Um dos santos modernos de Deus é o Padre George Potter que, da abandonada Igreja de São Crisóstomo em Peckham, fez uma luz brilhante de adoração cristã e serviço cristão. Para dar continuidade ao trabalho fundou a Irmandade da Ordem da Santa Cruz, cujo distintivo era a toalha que Jesus Cristo usava quando lavava os pés de seus discípulos. Não havia serviço muito servil para os irmãos prestarem; seu trabalho para os proscritos e para meninos sem-teto com antecedentes criminais ou potencialidades criminais está além de qualquer elogio.
O Padre Potter tinha as mais altas idéias possíveis de adoração; e, no entanto, quando está explicando o trabalho da Fraternidade, ele escreve sobre qualquer um que deseje entrar em seu triplo voto de pobreza, castidade e obediência: “Ele não deve ficar de mau humor se não puder ir às Vésperas na festa de São Termógeno. Ele pode estar sentado em um tribunal de polícia esperando por um 'cliente'... Ele não deve ser do tipo que vai até a cozinha e chora só porque falta incenso.
... Colocamos a oração e os sacramentos em primeiro lugar. Sabemos que não podemos fazer o nosso melhor de outra forma, mas o fato é que temos que passar mais tempo no fundo do Monte da Transfiguração do que no topo." Ele conta sobre um candidato que chegou, quando estava prestes a dar sua meninos uma xícara de chocolate e colocá-los na cama. "Então eu disse, 'Apenas limpe em volta do banho enquanto está molhado?' Ele ficou horrorizado e gaguejou: 'Eu não esperava limpar a sujeira dos garotos!' Bem bem! Sua vida de devotado serviço ao Abençoado Mestre durou cerca de sete minutos.

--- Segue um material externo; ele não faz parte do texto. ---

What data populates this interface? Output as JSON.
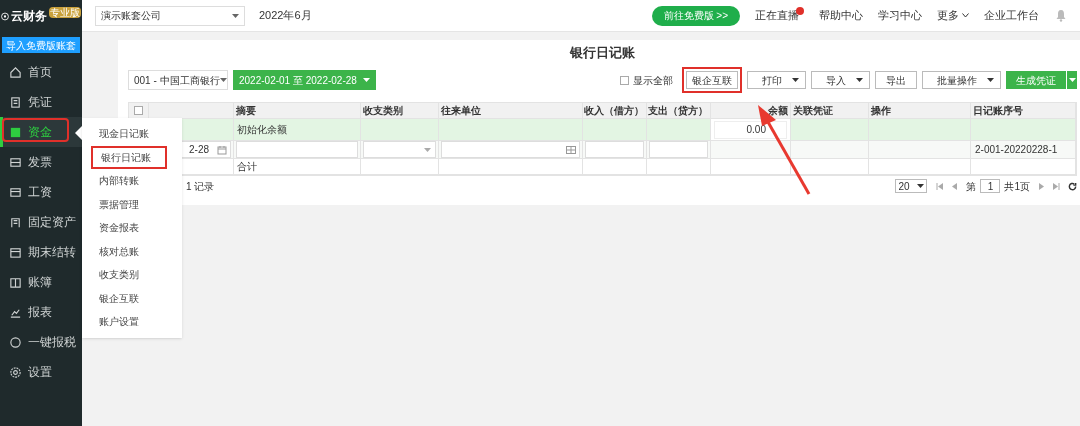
{
  "brand": {
    "name": "云财务",
    "badge": "专业版"
  },
  "import_button": "导入免费版账套",
  "sidebar": {
    "items": [
      {
        "label": "首页",
        "selected": false
      },
      {
        "label": "凭证",
        "selected": false
      },
      {
        "label": "资金",
        "selected": true
      },
      {
        "label": "发票",
        "selected": false
      },
      {
        "label": "工资",
        "selected": false
      },
      {
        "label": "固定资产",
        "selected": false
      },
      {
        "label": "期末结转",
        "selected": false
      },
      {
        "label": "账簿",
        "selected": false
      },
      {
        "label": "报表",
        "selected": false
      },
      {
        "label": "一键报税",
        "selected": false
      },
      {
        "label": "设置",
        "selected": false
      }
    ]
  },
  "submenu": {
    "items": [
      {
        "label": "现金日记账",
        "selected": false
      },
      {
        "label": "银行日记账",
        "selected": true
      },
      {
        "label": "内部转账",
        "selected": false
      },
      {
        "label": "票据管理",
        "selected": false
      },
      {
        "label": "资金报表",
        "selected": false
      },
      {
        "label": "核对总账",
        "selected": false
      },
      {
        "label": "收支类别",
        "selected": false
      },
      {
        "label": "银企互联",
        "selected": false
      },
      {
        "label": "账户设置",
        "selected": false
      }
    ]
  },
  "topbar": {
    "company": "演示账套公司",
    "period": "2022年6月",
    "promo": "前往免费版 >>",
    "links": [
      "正在直播",
      "帮助中心",
      "学习中心",
      "更多",
      "企业工作台"
    ]
  },
  "page_title": "银行日记账",
  "toolbar": {
    "account": "001 - 中国工商银行",
    "date_range": "2022-02-01 至 2022-02-28",
    "show_all": {
      "label": "显示全部",
      "checked": false
    },
    "buttons": [
      {
        "label": "银企互联",
        "kind": "plain"
      },
      {
        "label": "打印",
        "kind": "dropdown"
      },
      {
        "label": "导入",
        "kind": "dropdown"
      },
      {
        "label": "导出",
        "kind": "plain"
      },
      {
        "label": "批量操作",
        "kind": "dropdown"
      },
      {
        "label": "生成凭证",
        "kind": "primary"
      }
    ]
  },
  "table": {
    "select_all": {
      "checked": false
    },
    "columns": [
      "摘要",
      "收支类别",
      "往来单位",
      "收入（借方）",
      "支出（贷方）",
      "余额",
      "关联凭证",
      "操作",
      "日记账序号"
    ],
    "opening_row": {
      "summary": "初始化余额",
      "balance": "0.00"
    },
    "entry_row": {
      "date": "2-28",
      "serial": "2-001-20220228-1"
    },
    "total_row": {
      "summary": "合计"
    }
  },
  "pager": {
    "records": "1 记录",
    "page_size": "20",
    "page_label": "第",
    "page": "1",
    "total_pages": "共1页"
  }
}
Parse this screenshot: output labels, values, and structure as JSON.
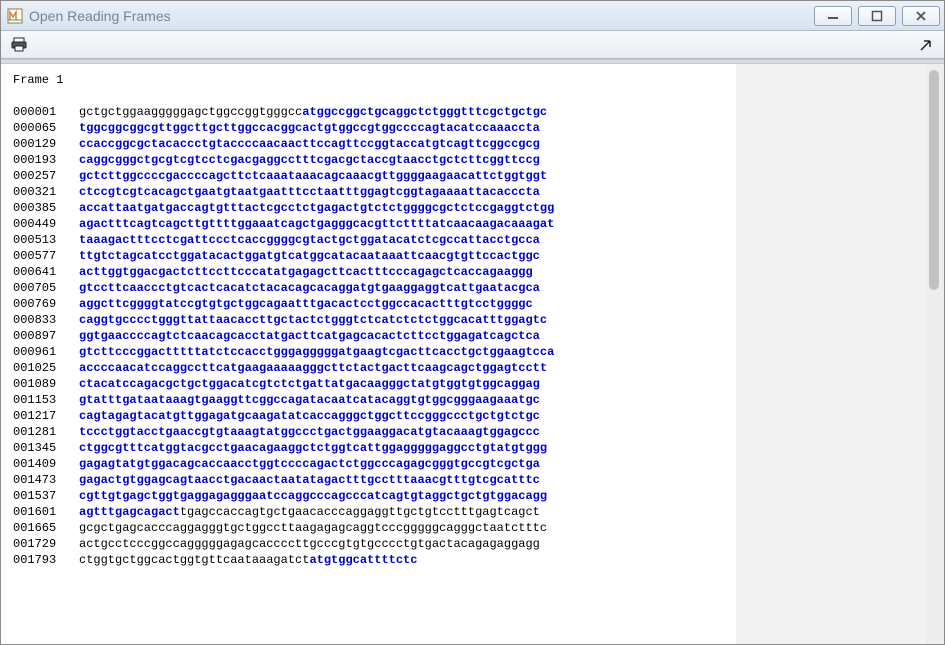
{
  "window": {
    "title": "Open Reading Frames"
  },
  "frame_header": "Frame 1",
  "lines": [
    {
      "pos": "000001",
      "spans": [
        {
          "t": "gctgctggaagggggagctggccggtgggcc",
          "c": "black"
        },
        {
          "t": "atggccggctgcaggctctgggtttcgctgctgc",
          "c": "blue"
        }
      ]
    },
    {
      "pos": "000065",
      "spans": [
        {
          "t": "tggcggcggcgttggcttgcttggccacggcactgtggccgtggccccagtacatccaaaccta",
          "c": "blue"
        }
      ]
    },
    {
      "pos": "000129",
      "spans": [
        {
          "t": "ccaccggcgctacaccctgtaccccaacaacttccagttccggtaccatgtcagttcggccgcg",
          "c": "blue"
        }
      ]
    },
    {
      "pos": "000193",
      "spans": [
        {
          "t": "caggcgggctgcgtcgtcctcgacgaggcctttcgacgctaccgtaacctgctcttcggttccg",
          "c": "blue"
        }
      ]
    },
    {
      "pos": "000257",
      "spans": [
        {
          "t": "gctcttggccccgaccccagcttctcaaataaacagcaaacgttggggaagaacattctggtggt",
          "c": "blue"
        }
      ]
    },
    {
      "pos": "000321",
      "spans": [
        {
          "t": "ctccgtcgtcacagctgaatgtaatgaatttcctaatttggagtcggtagaaaattacacccta",
          "c": "blue"
        }
      ]
    },
    {
      "pos": "000385",
      "spans": [
        {
          "t": "accattaatgatgaccagtgtttactcgcctctgagactgtctctggggcgctctccgaggtctgg",
          "c": "blue"
        }
      ]
    },
    {
      "pos": "000449",
      "spans": [
        {
          "t": "agactttcagtcagcttgttttggaaatcagctgagggcacgttcttttatcaacaagacaaagat",
          "c": "blue"
        }
      ]
    },
    {
      "pos": "000513",
      "spans": [
        {
          "t": "taaagactttcctcgattccctcaccggggcgtactgctggatacatctcgccattacctgcca",
          "c": "blue"
        }
      ]
    },
    {
      "pos": "000577",
      "spans": [
        {
          "t": "ttgtctagcatcctggatacactggatgtcatggcatacaataaattcaacgtgttccactggc",
          "c": "blue"
        }
      ]
    },
    {
      "pos": "000641",
      "spans": [
        {
          "t": "acttggtggacgactcttccttcccatatgagagcttcactttcccagagctcaccagaaggg",
          "c": "blue"
        }
      ]
    },
    {
      "pos": "000705",
      "spans": [
        {
          "t": "gtccttcaaccctgtcactcacatctacacagcacaggatgtgaaggaggtcattgaatacgca",
          "c": "blue"
        }
      ]
    },
    {
      "pos": "000769",
      "spans": [
        {
          "t": "aggcttcggggtatccgtgtgctggcagaatttgacactcctggccacactttgtcctggggc",
          "c": "blue"
        }
      ]
    },
    {
      "pos": "000833",
      "spans": [
        {
          "t": "caggtgcccctgggttattaacaccttgctactctgggtctcatctctctggcacatttggagtc",
          "c": "blue"
        }
      ]
    },
    {
      "pos": "000897",
      "spans": [
        {
          "t": "ggtgaaccccagtctcaacagcacctatgacttcatgagcacactcttcctggagatcagctca",
          "c": "blue"
        }
      ]
    },
    {
      "pos": "000961",
      "spans": [
        {
          "t": "gtcttcccggactttttatctccacctgggagggggatgaagtcgacttcacctgctggaagtcca",
          "c": "blue"
        }
      ]
    },
    {
      "pos": "001025",
      "spans": [
        {
          "t": "accccaacatccaggccttcatgaagaaaaagggcttctactgacttcaagcagctggagtcctt",
          "c": "blue"
        }
      ]
    },
    {
      "pos": "001089",
      "spans": [
        {
          "t": "ctacatccagacgctgctggacatcgtctctgattatgacaagggctatgtggtgtggcaggag",
          "c": "blue"
        }
      ]
    },
    {
      "pos": "001153",
      "spans": [
        {
          "t": "gtatttgataataaagtgaaggttcggccagatacaatcatacaggtgtggcgggaagaaatgc",
          "c": "blue"
        }
      ]
    },
    {
      "pos": "001217",
      "spans": [
        {
          "t": "cagtagagtacatgttggagatgcaagatatcaccagggctggcttccgggccctgctgtctgc",
          "c": "blue"
        }
      ]
    },
    {
      "pos": "001281",
      "spans": [
        {
          "t": "tccctggtacctgaaccgtgtaaagtatggccctgactggaaggacatgtacaaagtggagccc",
          "c": "blue"
        }
      ]
    },
    {
      "pos": "001345",
      "spans": [
        {
          "t": "ctggcgtttcatggtacgcctgaacagaaggctctggtcattggagggggaggcctgtatgtggg",
          "c": "blue"
        }
      ]
    },
    {
      "pos": "001409",
      "spans": [
        {
          "t": "gagagtatgtggacagcaccaacctggtccccagactctggcccagagcgggtgccgtcgctga",
          "c": "blue"
        }
      ]
    },
    {
      "pos": "001473",
      "spans": [
        {
          "t": "gagactgtggagcagtaacctgacaactaatatagactttgcctttaaacgtttgtcgcatttc",
          "c": "blue"
        }
      ]
    },
    {
      "pos": "001537",
      "spans": [
        {
          "t": "cgttgtgagctggtgaggagagggaatccaggcccagcccatcagtgtaggctgctgtggacagg",
          "c": "blue"
        }
      ]
    },
    {
      "pos": "001601",
      "spans": [
        {
          "t": "agtttgagcagact",
          "c": "blue"
        },
        {
          "t": "tgagccaccagtgctgaacacccaggaggttgctgtcctttgagtcagct",
          "c": "black"
        }
      ]
    },
    {
      "pos": "001665",
      "spans": [
        {
          "t": "gcgctgagcacccaggagggtgctggccttaagagagcaggtcccgggggcagggctaatctttc",
          "c": "black"
        }
      ]
    },
    {
      "pos": "001729",
      "spans": [
        {
          "t": "actgcctcccggccagggggagagcaccccttgcccgtgtgcccctgtgactacagagaggagg",
          "c": "black"
        }
      ]
    },
    {
      "pos": "001793",
      "spans": [
        {
          "t": "ctggtgctggcactggtgttcaataaagatct",
          "c": "black"
        },
        {
          "t": "atgtggcattttctc",
          "c": "blue"
        }
      ]
    }
  ]
}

Ele não desempacotou." Florence Allshorn, a grande diretora de um colégio missionário para mulheres, conta sobre o problema da candidata que sempre descobre que sua hora de oração silenciosa chegou justamente quando há pratos gordurosos para serem lavados em água não muito quente. .
Jesus insistiu que o maior serviço ritual é o serviço à necessidade humana. É estranho pensar que, com a possível exceção daquele dia na sinagoga de Nazaré, não temos evidências de que Jesus tenha conduzido um culto religioso em toda a sua vida na terra, mas temos evidências abundantes de que ele alimentou os famintos. e confortou os tristes e cuidou dos enfermos. O serviço cristão não é o serviço de nenhuma liturgia ou ritual; é o serviço da necessidade humana. O serviço cristão não é uma retirada monástica; é envolvimento em todas as tragédias e problemas e demandas da situação humana. Whittier tinha razão:
"Ó irmão, dobre ao seu coração o seu irmão!

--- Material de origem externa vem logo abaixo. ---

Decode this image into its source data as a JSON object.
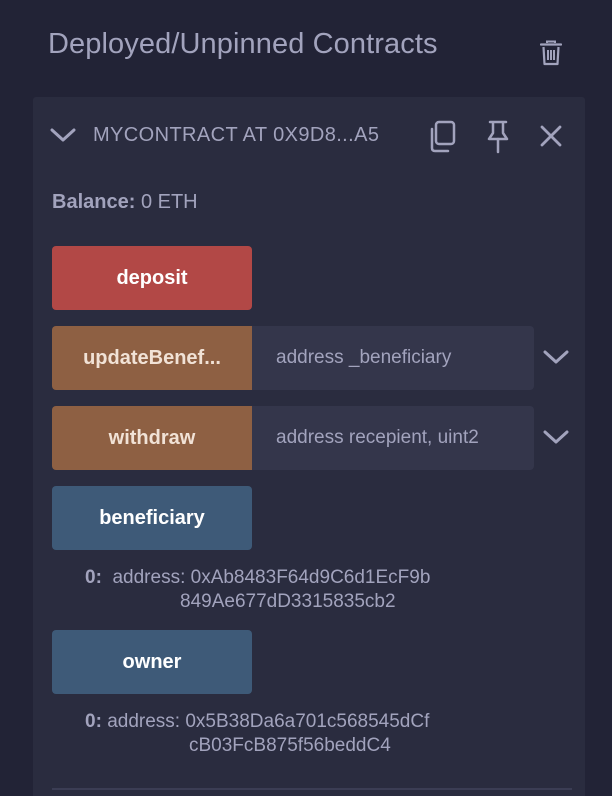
{
  "header": {
    "title": "Deployed/Unpinned Contracts",
    "trash_icon": "trash-icon"
  },
  "contract": {
    "title": "MYCONTRACT AT 0X9D8...A5",
    "icons": [
      "chevron-down-icon",
      "copy-icon",
      "pin-icon",
      "close-icon"
    ],
    "balance_label": "Balance:",
    "balance_value": "0 ETH"
  },
  "functions": [
    {
      "label": "deposit",
      "kind": "payable",
      "color": "#b24846"
    },
    {
      "label": "updateBenef...",
      "kind": "nonpayable",
      "color": "#8e6043",
      "placeholder": "address _beneficiary"
    },
    {
      "label": "withdraw",
      "kind": "nonpayable",
      "color": "#8e6043",
      "placeholder": "address recepient, uint2"
    },
    {
      "label": "beneficiary",
      "kind": "view",
      "color": "#3e5a78"
    },
    {
      "label": "owner",
      "kind": "view",
      "color": "#3e5a78"
    }
  ],
  "results": {
    "beneficiary": {
      "index": "0:",
      "line1": "address: 0xAb8483F64d9C6d1EcF9b",
      "line2": "849Ae677dD3315835cb2"
    },
    "owner": {
      "index": "0:",
      "line1": "address: 0x5B38Da6a701c568545dCf",
      "line2": "cB03FcB875f56beddC4"
    }
  }
}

Onde habita a piedade, ali está a paz de Deus;
Adorar corretamente é amar uns aos outros,
Cada sorriso um hino, cada ação gentil uma oração.

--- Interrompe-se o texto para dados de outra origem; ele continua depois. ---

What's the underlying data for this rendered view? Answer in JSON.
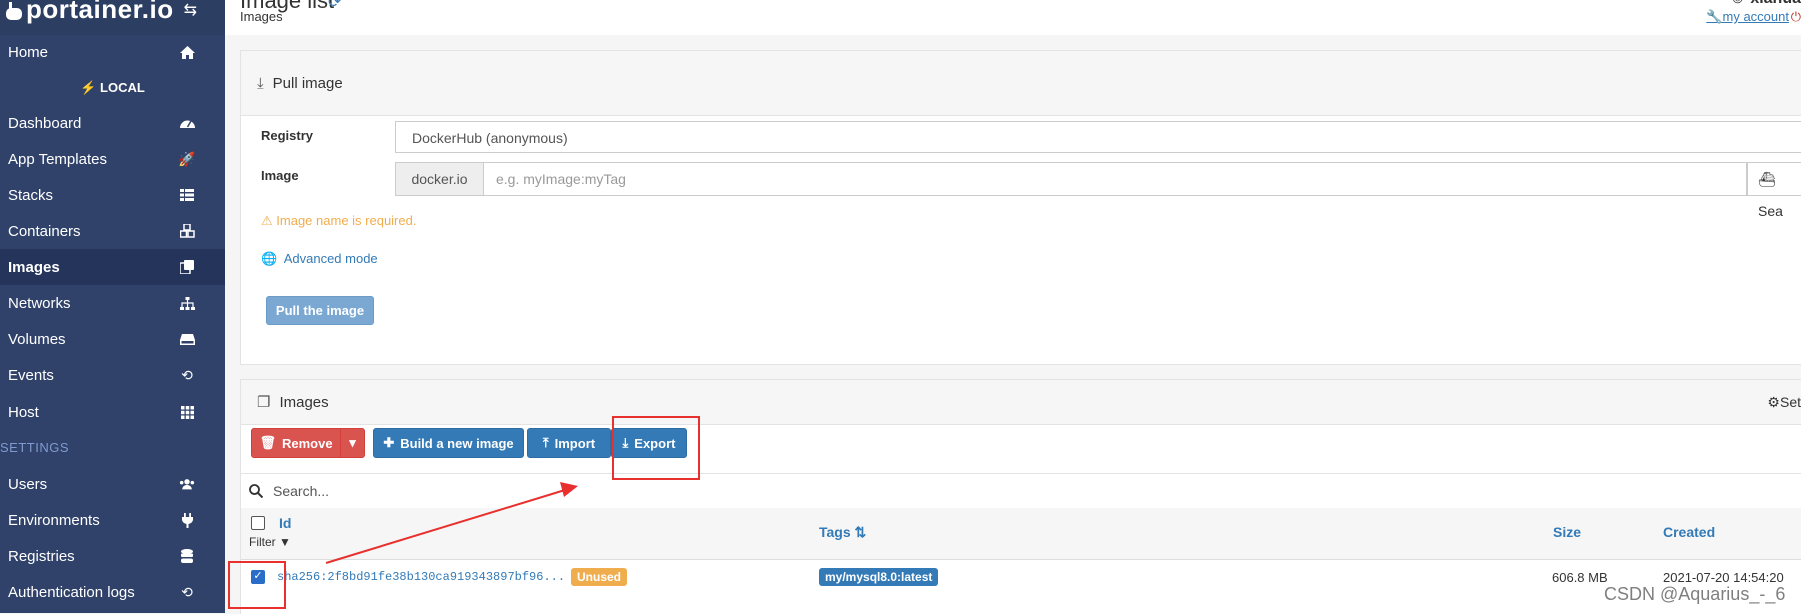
{
  "brand": {
    "name": "portainer.io",
    "logo_icon": "whale-icon",
    "toggle_icon": "exchange-icon"
  },
  "sidebar": {
    "env_label": "LOCAL",
    "settings_header": "SETTINGS",
    "items": [
      {
        "label": "Home",
        "icon": "home-icon"
      },
      {
        "label": "Dashboard",
        "icon": "tachometer-icon"
      },
      {
        "label": "App Templates",
        "icon": "rocket-icon"
      },
      {
        "label": "Stacks",
        "icon": "th-list-icon"
      },
      {
        "label": "Containers",
        "icon": "cubes-icon"
      },
      {
        "label": "Images",
        "icon": "clone-icon"
      },
      {
        "label": "Networks",
        "icon": "sitemap-icon"
      },
      {
        "label": "Volumes",
        "icon": "hdd-icon"
      },
      {
        "label": "Events",
        "icon": "history-icon"
      },
      {
        "label": "Host",
        "icon": "th-icon"
      },
      {
        "label": "Users",
        "icon": "users-icon"
      },
      {
        "label": "Environments",
        "icon": "plug-icon"
      },
      {
        "label": "Registries",
        "icon": "database-icon"
      },
      {
        "label": "Authentication logs",
        "icon": "history-icon"
      }
    ]
  },
  "header": {
    "title": "Image list",
    "breadcrumb": "Images",
    "user": "xiahua",
    "account_link": "my account"
  },
  "pull_panel": {
    "title": "Pull image",
    "registry_label": "Registry",
    "registry_value": "DockerHub (anonymous)",
    "image_label": "Image",
    "image_prefix": "docker.io",
    "image_placeholder": "e.g. myImage:myTag",
    "search_label": "Sea",
    "warning": "Image name is required.",
    "advanced_link": "Advanced mode",
    "pull_button": "Pull the image"
  },
  "images_panel": {
    "title": "Images",
    "settings_label": "Set",
    "remove_button": "Remove",
    "build_button": "Build a new image",
    "import_button": "Import",
    "export_button": "Export",
    "search_placeholder": "Search...",
    "columns": {
      "id": "Id",
      "filter": "Filter",
      "tags": "Tags",
      "size": "Size",
      "created": "Created"
    },
    "rows": [
      {
        "id": "sha256:2f8bd91fe38b130ca919343897bf96...",
        "badge": "Unused",
        "tag": "my/mysql8.0:latest",
        "size": "606.8 MB",
        "created": "2021-07-20 14:54:20",
        "selected": true
      }
    ]
  },
  "colors": {
    "sidebar": "#30426a",
    "primary": "#337ab7",
    "danger": "#d9534f",
    "warning": "#f0ad4e",
    "annotation": "#e8312e"
  },
  "watermark": "CSDN @Aquarius_-_6"
}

Pois aquele a quem Jesus amou falou verdadeiramente;
A adoração mais sagrada que ele se digna abençoar
Restaura o perdido e liga o espírito quebrantado,
E alimenta a viúva e o órfão.
Siga com passos reverentes o grande exemplo
Daquele cuja santa obra estava fazendo o bem;
Assim a vasta terra parecerá o templo de nosso Pai,
Cada vida amorosa um salmo de gratidão."
Isso é o que queremos dizer - ou deveríamos significar - quando dizemos: "Vamos adorar a Deus!"
Mestre do sábado ( Mateus 12:1-8 Continuação)
Resta nesta passagem uma dificuldade que não é possível resolver com certeza absoluta. A dificuldade está na última frase: "Porque o Filho do homem é senhor do sábado". Esta frase pode ter dois significados.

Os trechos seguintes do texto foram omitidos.